Praxisnachfolge

Steckt im neuen Zulassungsverfahren eine Falle?

Einmal angestoßen, lässt sich das seit Januar geltende Nachbesetzungsverfahren nicht mehr aufhalten, kritisieren mehrere Zulassungsausschüsse. Doch haben sie damit wirklich Recht? Und was passiert, wenn der gefundene Nachfolger dem Praxisinhaber nicht passt?

Von Ingo Pflugmacher Veröffentlicht:
Schlüsselübergabe? Bislang konnte der Praxisinhaber das Bewerbungsverfahren um seine Praxis stoppen.

Schlüsselübergabe? Bislang konnte der Praxisinhaber das Bewerbungsverfahren um seine Praxis stoppen.

© Kzenon / fotolia.com

BONN. Innerhalb der Ärzteschaft, aber auch bei den Geschäftsstellen einiger Zulassungsausschüsse, herrscht seit Anfang des Jahres Unsicherheit in Sachen Praxisnachfolge.

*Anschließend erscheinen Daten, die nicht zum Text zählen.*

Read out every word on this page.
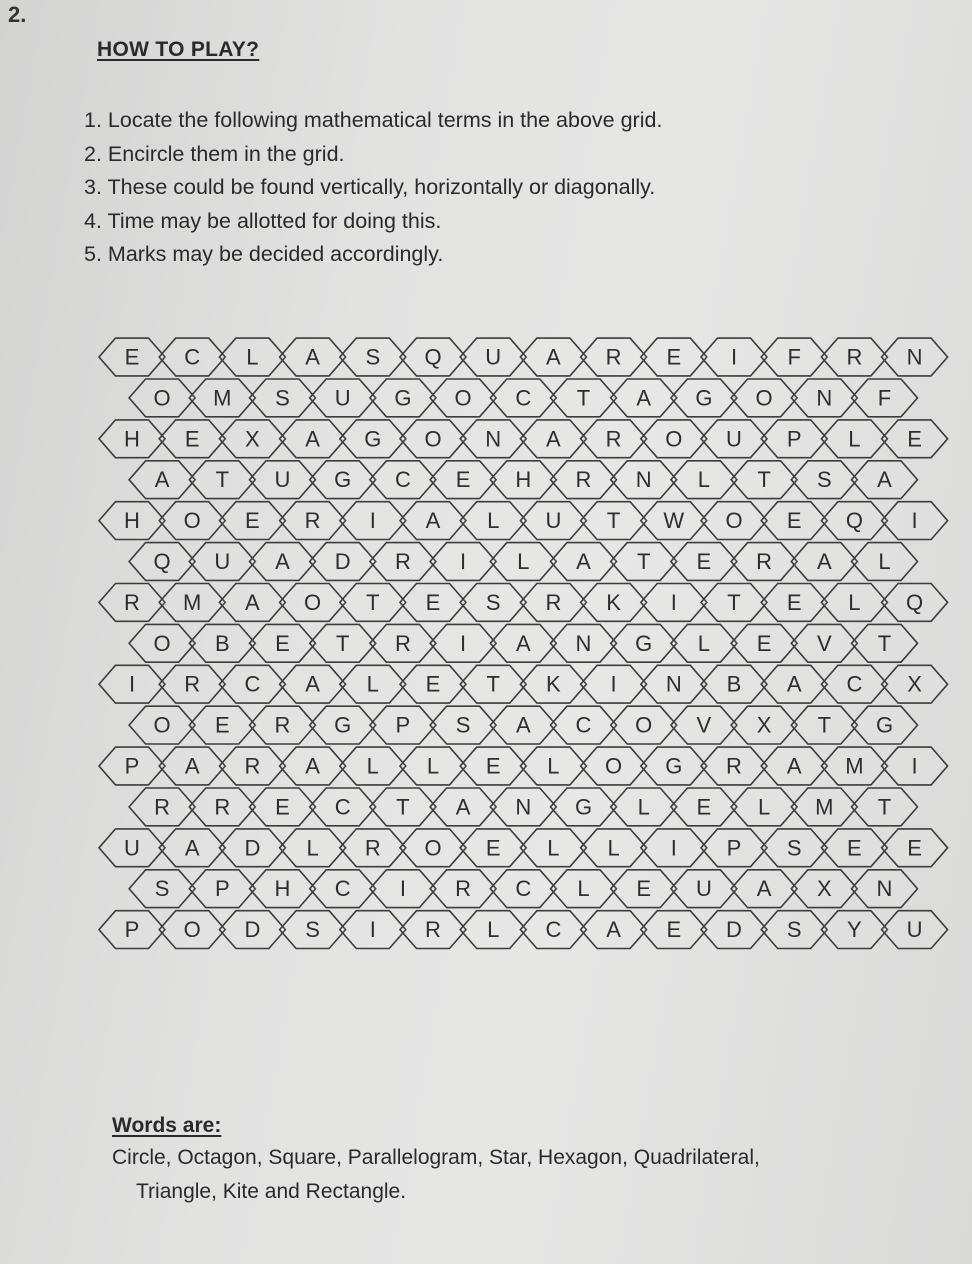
2.
HOW TO PLAY?
1. Locate the following mathematical terms in the above grid.
2. Encircle them in the grid.
3. These could be found vertically, horizontally or diagonally.
4. Time may be allotted for doing this.
5. Marks may be decided accordingly.
E C L A S Q U A R E I F R N
O M S U G O C T A G O N F
H E X A G O N A R O U P L E
A T U G C E H R N L T S A
H O E R I A L U T W O E Q I
Q U A D R I L A T E R A L
R M A O T E S R K I T E L Q
O B E T R I A N G L E V T
I R C A L E T K I N B A C X
O E R G P S A C O V X T G
P A R A L L E L O G R A M I
R R E C T A N G L E L M T
U A D L R O E L L I P S E E
S P H C I R C L E U A X N
P O D S I R L C A E D S Y U
Words are:
Circle, Octagon, Square, Parallelogram, Star, Hexagon, Quadrilateral,
Triangle, Kite and Rectangle.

Der Grund: In Gebieten mit Zulassungsbeschränkungen entscheiden seit Januar die Zulassungsausschüsse auf Antrag eines Vertragsarztes oder seiner Erben darüber, ob die KV den Sitz ausschreibt oder nicht.

Es ist unklar, ob das Verfahren zur Ausschreibung eines Vertragsarztes zur Nachbesetzung durch den antragstellenden Arzt, also den derzeitigen Praxisinhaber, noch beendet werden kann. Bislang war das möglich.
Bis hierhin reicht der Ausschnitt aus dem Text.